Nachhaltigkeit ist an Hochschulen längst nicht nur Umwelt- oder Klimaforschung. Die 17 sogenannten Sustainable Development Goals, kurz SDGs, der Vereinten Nationen berühren viele Bereiche von Gesundheit über Gleichstellung bis hin zu Innovation und Infrastruktur. Eine aktuelle CHE Analyse zeigt: Professor*innen aller untersuchten Studienfächer an deutschen Hochschulen leisten Beiträge zur Nachhaltigen Entwicklung, jedoch mit unterschiedlichen Schwerpunkten.
Alle Fächer leisten Beiträge – aber nicht zu denselben SDGs
Welche Beiträge leisten Professorinnen und Professoren der verschiedenen Fächer an deutschen Hochschulen im Rahmen von Forschung, Lehre und Transfer zu den Sustainable Development Goals (SDGs) der Vereinten Nationen?

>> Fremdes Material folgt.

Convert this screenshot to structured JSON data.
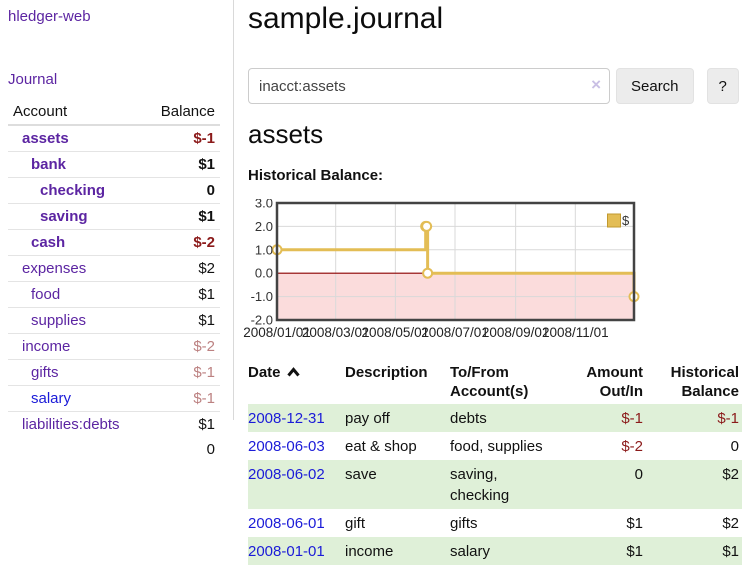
{
  "sidebar": {
    "brand": "hledger-web",
    "journal_link": "Journal",
    "table": {
      "headers": {
        "account": "Account",
        "balance": "Balance"
      },
      "accounts": [
        {
          "name": "assets",
          "depth": 1,
          "bold": true,
          "balance": "$-1",
          "balance_style": "neg-strong"
        },
        {
          "name": "bank",
          "depth": 2,
          "bold": true,
          "balance": "$1",
          "balance_style": "plain"
        },
        {
          "name": "checking",
          "depth": 3,
          "bold": true,
          "balance": "0",
          "balance_style": "plain"
        },
        {
          "name": "saving",
          "depth": 3,
          "bold": true,
          "balance": "$1",
          "balance_style": "plain"
        },
        {
          "name": "cash",
          "depth": 2,
          "bold": true,
          "balance": "$-2",
          "balance_style": "neg-strong"
        },
        {
          "name": "expenses",
          "depth": 1,
          "bold": false,
          "balance": "$2",
          "balance_style": "plain"
        },
        {
          "name": "food",
          "depth": 2,
          "bold": false,
          "balance": "$1",
          "balance_style": "plain"
        },
        {
          "name": "supplies",
          "depth": 2,
          "bold": false,
          "balance": "$1",
          "balance_style": "plain"
        },
        {
          "name": "income",
          "depth": 1,
          "bold": false,
          "balance": "$-2",
          "balance_style": "neg-muted"
        },
        {
          "name": "gifts",
          "depth": 2,
          "bold": false,
          "balance": "$-1",
          "balance_style": "neg-muted"
        },
        {
          "name": "salary",
          "depth": 2,
          "bold": false,
          "balance": "$-1",
          "balance_style": "neg-muted",
          "link_style": "blue"
        },
        {
          "name": "liabilities:debts",
          "depth": 1,
          "bold": false,
          "balance": "$1",
          "balance_style": "plain"
        }
      ],
      "total": "0"
    }
  },
  "header": {
    "title": "sample.journal"
  },
  "search": {
    "value": "inacct:assets",
    "clear_icon": "×",
    "button_label": "Search",
    "help_label": "?"
  },
  "account_page": {
    "heading": "assets",
    "chart_label": "Historical Balance:"
  },
  "chart_data": {
    "type": "line",
    "title": "Historical Balance",
    "step": "after",
    "xlim_days": [
      0,
      365
    ],
    "ylim": [
      -2,
      3
    ],
    "y_ticks": [
      "3.0",
      "2.0",
      "1.0",
      "0.0",
      "-1.0",
      "-2.0"
    ],
    "y_tick_values": [
      3,
      2,
      1,
      0,
      -1,
      -2
    ],
    "x_ticks": [
      {
        "label": "2008/01/01",
        "day": 0
      },
      {
        "label": "2008/03/01",
        "day": 60
      },
      {
        "label": "2008/05/01",
        "day": 121
      },
      {
        "label": "2008/07/01",
        "day": 182
      },
      {
        "label": "2008/09/01",
        "day": 244
      },
      {
        "label": "2008/11/01",
        "day": 305
      }
    ],
    "series": [
      {
        "name": "$",
        "color": "#e3bd55",
        "points": [
          {
            "date": "2008-01-01",
            "day": 0,
            "value": 1
          },
          {
            "date": "2008-06-01",
            "day": 152,
            "value": 2
          },
          {
            "date": "2008-06-02",
            "day": 153,
            "value": 2
          },
          {
            "date": "2008-06-03",
            "day": 154,
            "value": 0
          },
          {
            "date": "2008-12-31",
            "day": 365,
            "value": -1
          }
        ]
      }
    ],
    "legend": {
      "label": "$",
      "position": "top-right"
    },
    "grid": true,
    "negative_region_fill": "#fbdcdc",
    "zero_line_color": "#8b0000"
  },
  "register": {
    "headers": {
      "date": "Date",
      "description": "Description",
      "tofrom": "To/From\nAccount(s)",
      "amount": "Amount\nOut/In",
      "balance": "Historical\nBalance"
    },
    "rows": [
      {
        "date": "2008-12-31",
        "description": "pay off",
        "accounts": "debts",
        "amount": "$-1",
        "amount_neg": true,
        "balance": "$-1",
        "balance_neg": true,
        "shaded": true
      },
      {
        "date": "2008-06-03",
        "description": "eat & shop",
        "accounts": "food, supplies",
        "amount": "$-2",
        "amount_neg": true,
        "balance": "0",
        "balance_neg": false,
        "shaded": false
      },
      {
        "date": "2008-06-02",
        "description": "save",
        "accounts": "saving,\nchecking",
        "amount": "0",
        "amount_neg": false,
        "balance": "$2",
        "balance_neg": false,
        "shaded": true
      },
      {
        "date": "2008-06-01",
        "description": "gift",
        "accounts": "gifts",
        "amount": "$1",
        "amount_neg": false,
        "balance": "$2",
        "balance_neg": false,
        "shaded": false
      },
      {
        "date": "2008-01-01",
        "description": "income",
        "accounts": "salary",
        "amount": "$1",
        "amount_neg": false,
        "balance": "$1",
        "balance_neg": false,
        "shaded": true
      }
    ]
  },
  "colors": {
    "purple_link": "#5c25a2",
    "blue_link": "#1b1bd8",
    "negative_red": "#8b1a1a",
    "negative_muted": "#bc8181",
    "row_stripe_green": "#dff0d8",
    "chart_line_gold": "#e3bd55",
    "chart_negative_fill": "#fbdcdc",
    "chart_zero_line": "#8b0000",
    "chart_border": "#434343"
  }
}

Dieser Frage geht der aktuelle DatenCHECK des CHE Centrum für Hochschulentwicklung nach. Die Auswertung zeigt: Die befragten Professor*innen berichten in allen untersuchten Fächern über Bezüge ihrer Tätigkeit zu nachhaltiger Entwicklung. Diese fallen jedoch je nach Disziplin sehr unterschiedlich aus.
So zeigen sich etwa besonders häufige Beiträge gesundheitsbezogener Fächer zu SDG 3 „Gesundheit und Wohlergehen“, ingenieurwissenschaftlicher Fächer zu SDG 9 „Industrie, Innovation und Infrastruktur“ oder geowissenschaftlich-planerischer Fächer zu SDG 13 „Maßnahmen zum Klimaschutz“.
9.500 Professor*innen bewerten ihren Beitrag zu Nachhaltigkeitszielen
„In allen Fächern übernehmen Professorinnen und Professoren Verantwortung im Kontext nachhaltiger Entwicklung“, bilanziert Nina Horstmann. „Dabei setzen sie in Lehre, Forschung und Transfer häufig Schwerpunkte auf Nachhaltigkeitsziele, die eine besondere fachliche Nähe zu den jeweiligen Disziplinen aufweisen“, sagt die Autorin des DatenCHECKs. So adressiert etwa das Fach Architektur in besonderem Maße Fragen nachhaltiger Städte und Gemeinden, das Fach Politikwissenschaft Themen im Bereich Frieden, Gerechtigkeit und starke Institutionen, während die Geowissenschaften einen starken Fokus auf den Klimaschutz legen. Grundlage der Analyse sind Angaben von mehr als 9.500 Professor*innen aus 31 Fächern und Fächergruppen an deutschen Hochschulen. Die Befragung fand im Rahmen des CHE Hochschulrankings zwischen 2022 und 2025 statt.
Diskussionsgrundlage für Fachbereiche und Hochschulen
Die Ergebnisse zeigen keine Rangliste „nachhaltiger“ oder „weniger nachhaltiger“ Fächer. Vielmehr entsteht eine fachbezogene Landkarte unterschiedlicher Nachhaltigkeitsprofile. Einige SDGs sind über viele Fächer hinweg sichtbar, andere konzentrieren sich stärker auf einzelne disziplinäre Anker.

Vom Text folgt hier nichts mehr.